Curious why do we need that CrossOrigin thing?
Hi, if you need only Rest API for testing, just remove it. But in practice, CORS is an important protocol for making cross-domain requests possible.
For example, the front-end JavaScript code served from
https://aaa.com
makes a request forhttps://bbb.com/data.json
.Wonder and clean explanation. Thanks for tutorial.
Very knowledge full Tutorial. Can you please implement this with UI along with TestCases and with more custom exception for understanding more.
Thank you soo muchh I’ve been trying to find an example that works and as simple as possible this worked perfectly with my understanding
I am getting Invalid CORS request in POSTMAN, Can you please help
Use the Postman standalone client instead of the Chrome extension.
Hi!
Thanks for all your help with this.
Im trying to run this sample but i have troubles whith Mongo.
Maybe it’s a newbie question but i’ve never used Mongo.
Cluster created with settings {hosts=[localhost:27017], mode=MULTIPLE, requiredClusterType=UNKNOWN, serverSelectionTimeout=’30000 ms’, maxWaitQueueSize=500}
Adding discovered server localhost:27017 to client view of cluster
Exception in monitor thread while connecting to server localhost:27017
com.mongodb.MongoSocketOpenException: Exception opening socket
at com.mongodb.internal.connection.SocketStream.open(SocketStream.java:70) ~[mongodb-driver-core-3.11.2.jar:na]
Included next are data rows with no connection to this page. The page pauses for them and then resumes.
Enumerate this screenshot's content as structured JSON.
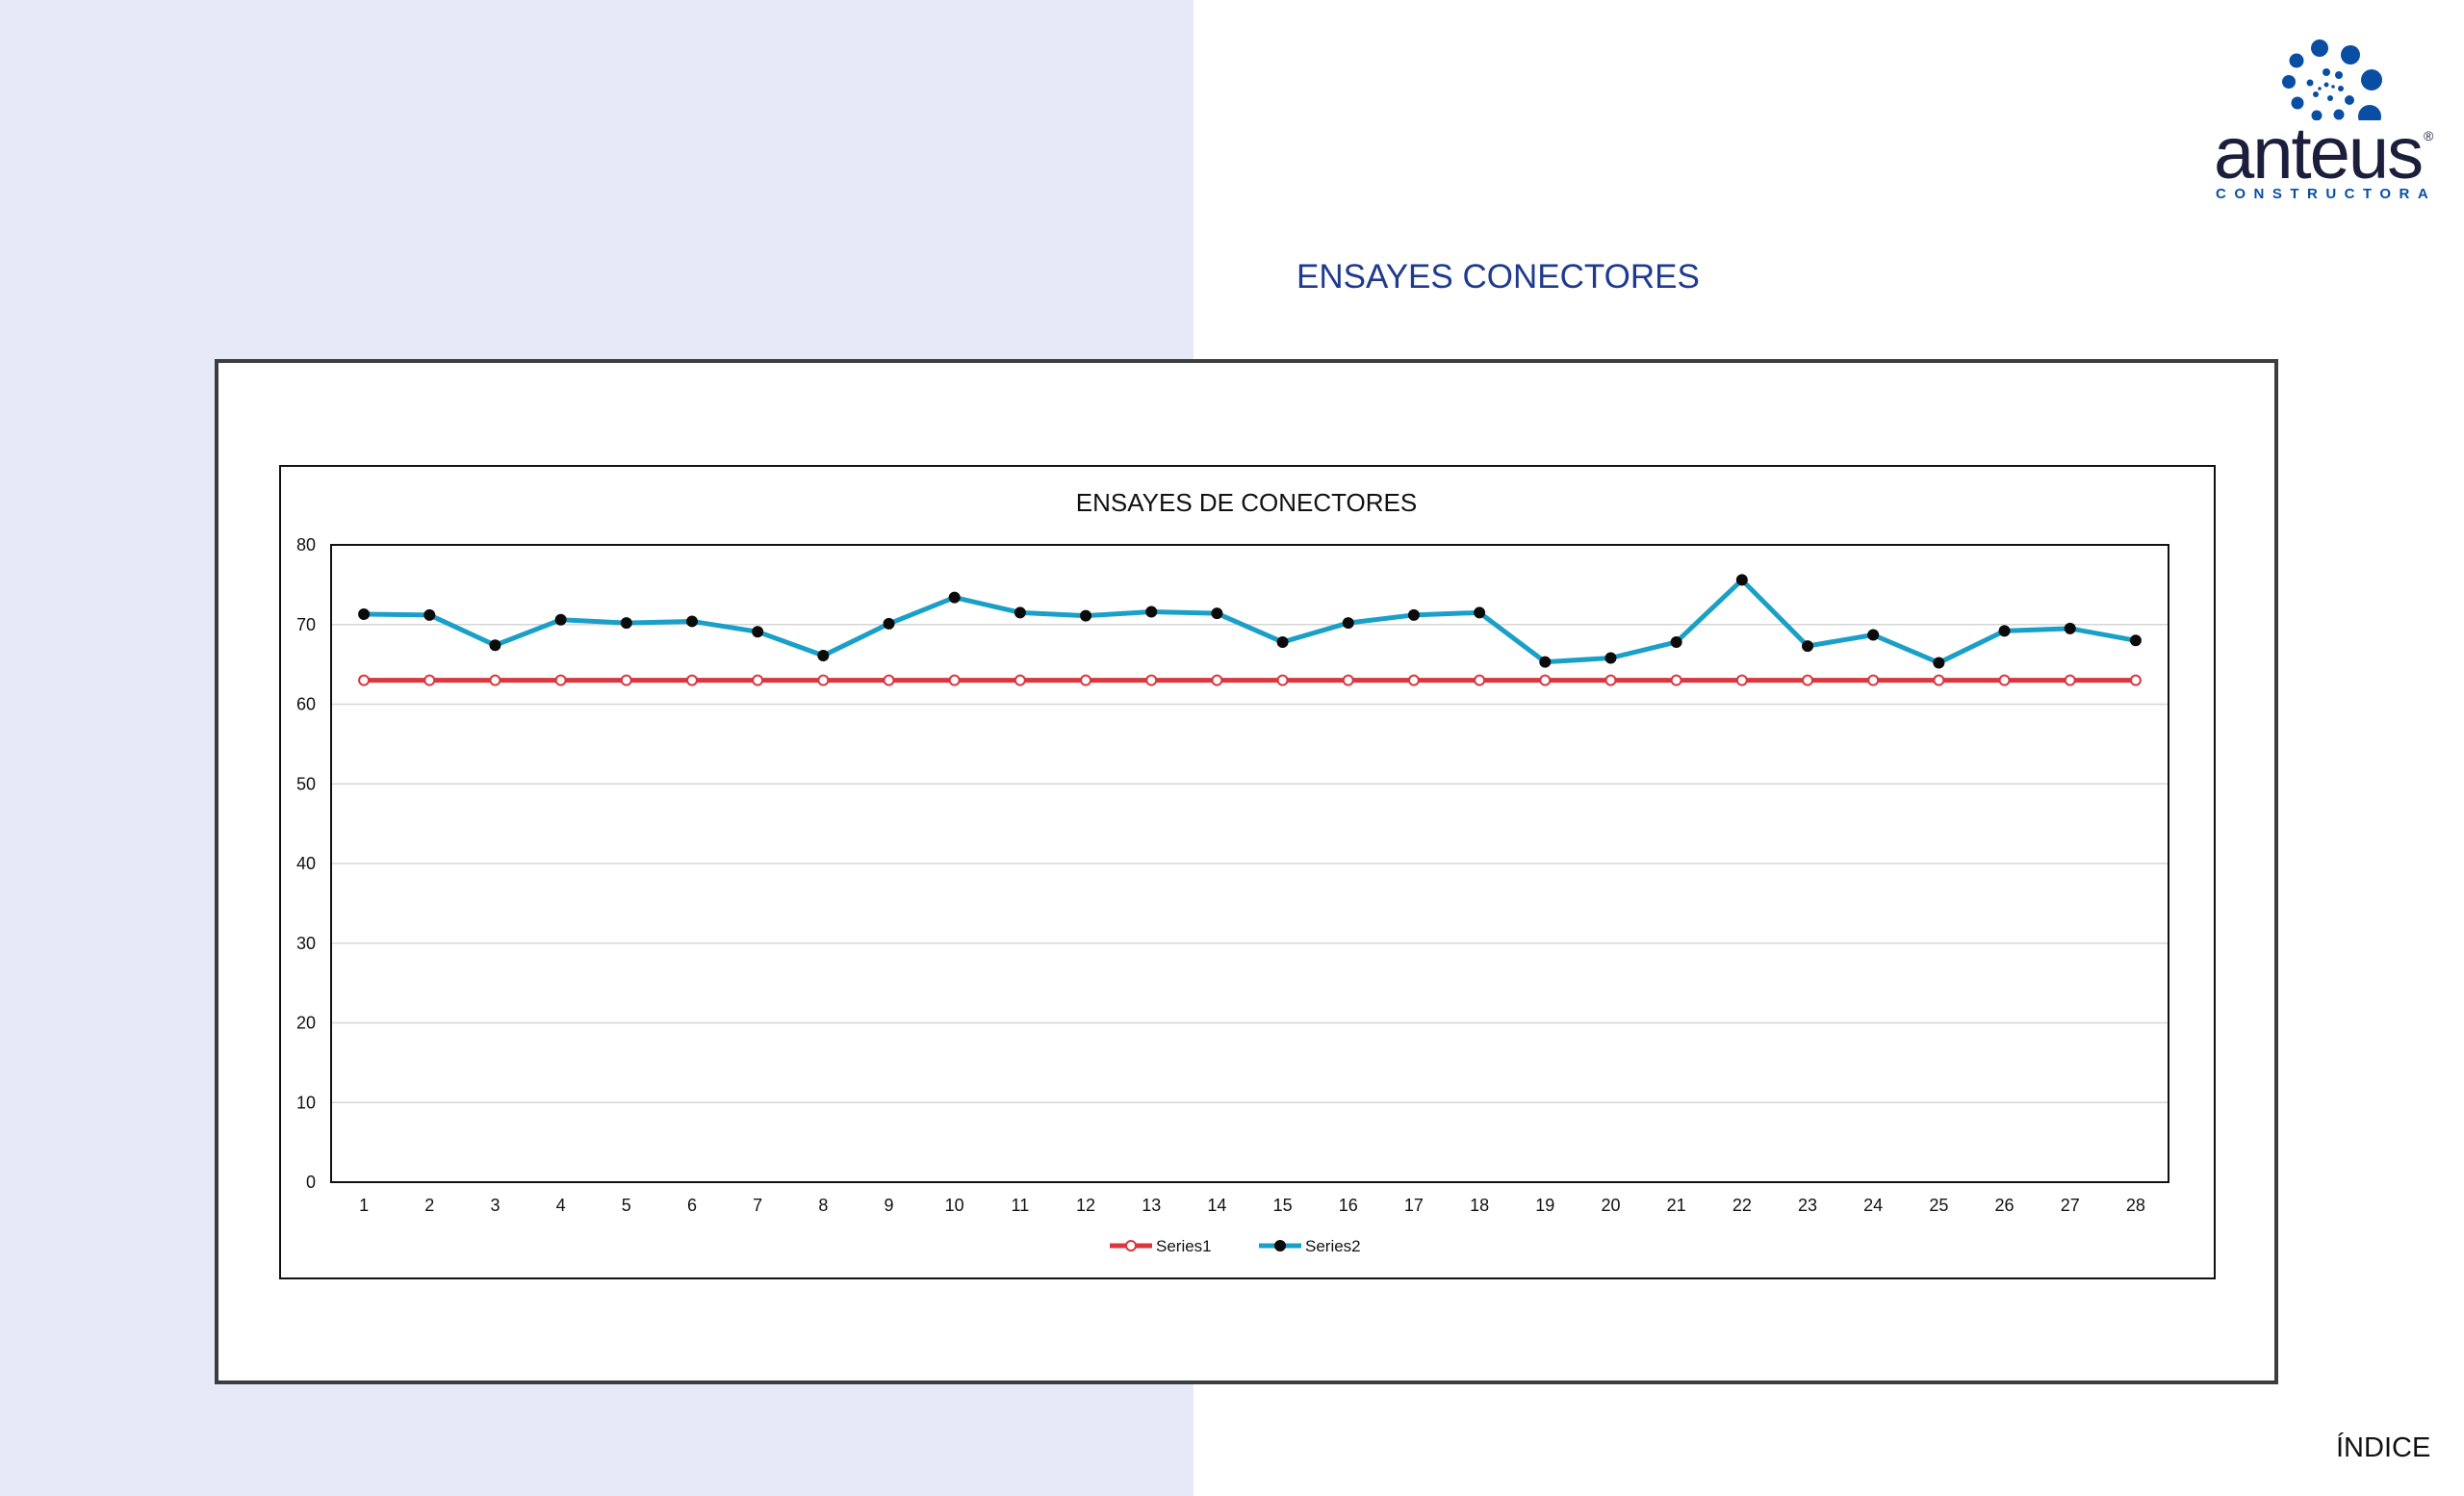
{
  "header": {
    "page_title": "ENSAYES CONECTORES",
    "logo_text": "anteus",
    "logo_subtext": "CONSTRUCTORA",
    "logo_registered": "®"
  },
  "footer": {
    "index_label": "ÍNDICE"
  },
  "colors": {
    "background_left": "#e6e9f8",
    "title": "#1f3b8f",
    "logo_blue": "#0a4ea3",
    "series1": "#d9363e",
    "series2": "#1aa0c8"
  },
  "chart_data": {
    "type": "line",
    "title": "ENSAYES DE CONECTORES",
    "xlabel": "",
    "ylabel": "",
    "x": [
      1,
      2,
      3,
      4,
      5,
      6,
      7,
      8,
      9,
      10,
      11,
      12,
      13,
      14,
      15,
      16,
      17,
      18,
      19,
      20,
      21,
      22,
      23,
      24,
      25,
      26,
      27,
      28
    ],
    "ylim": [
      0,
      80
    ],
    "yticks": [
      0,
      10,
      20,
      30,
      40,
      50,
      60,
      70,
      80
    ],
    "grid": true,
    "legend_position": "bottom",
    "series": [
      {
        "name": "Series1",
        "color": "#d9363e",
        "marker": "hollow-circle",
        "values": [
          63,
          63,
          63,
          63,
          63,
          63,
          63,
          63,
          63,
          63,
          63,
          63,
          63,
          63,
          63,
          63,
          63,
          63,
          63,
          63,
          63,
          63,
          63,
          63,
          63,
          63,
          63,
          63
        ]
      },
      {
        "name": "Series2",
        "color": "#1aa0c8",
        "marker": "filled-circle",
        "values": [
          71.3,
          71.2,
          67.4,
          70.6,
          70.2,
          70.4,
          69.1,
          66.1,
          70.1,
          73.4,
          71.5,
          71.1,
          71.6,
          71.4,
          67.8,
          70.2,
          71.2,
          71.5,
          65.3,
          65.8,
          67.8,
          75.6,
          67.3,
          68.7,
          65.2,
          69.2,
          69.5,
          68.0
        ]
      }
    ]
  }
}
at com.mongodb.internal.connection.InternalStreamConnection.open(InternalStreamConnection.java:128) ~[mongodb-driver-core-3.11.2.jar:na]
at com.mongodb.internal.connection.DefaultServerMonitor$ServerMonitorRunnable.run(DefaultServerMonitor.java:117) ~[mongodb-driver-core-3.11.2.jar:na]
at java.base/java.lang.Thread.run(Thread.java:830) ~[na:na]
Caused by: java.net.ConnectException: Connection refused
at java.base/sun.nio.ch.Net.pollConnect(Native Method) ~[na:na]
at java.base/sun.nio.ch.Net.pollConnectNow(Net.java:579) ~[na:na]
at java.base/sun.nio.ch.NioSocketImpl.timedFinishConnect(NioSocketImpl.java:542) ~[na:na]
at java.base/sun.nio.ch.NioSocketImpl.connect(NioSocketImpl.java:597) ~[na:na]
at java.base/java.net.SocksSocketImpl.connect(SocksSocketImpl.java:339) ~[na:na]
at java.base/java.net.Socket.connect(Socket.java:603) ~[na:na]
at com.mongodb.internal.connection.SocketStreamHelper.initialize(SocketStreamHelper.java:64) ~[mongodb-driver-core-3.11.2.jar:na]
at com.mongodb.internal.connection.SocketStream.initializeSocket(SocketStream.java:79) ~[mongodb-driver-core-3.11.2.jar:na]
at com.mongodb.internal.connection.SocketStream.open(SocketStream.java:65) ~[mongodb-driver-core-3.11.2.jar:na]
… 3 common frames omitted
Spring boot finally starts but mongo never replies received requests.
Thanks for this man, everything worked perfectly 🙂
Do you have the github , and did you make it full stack?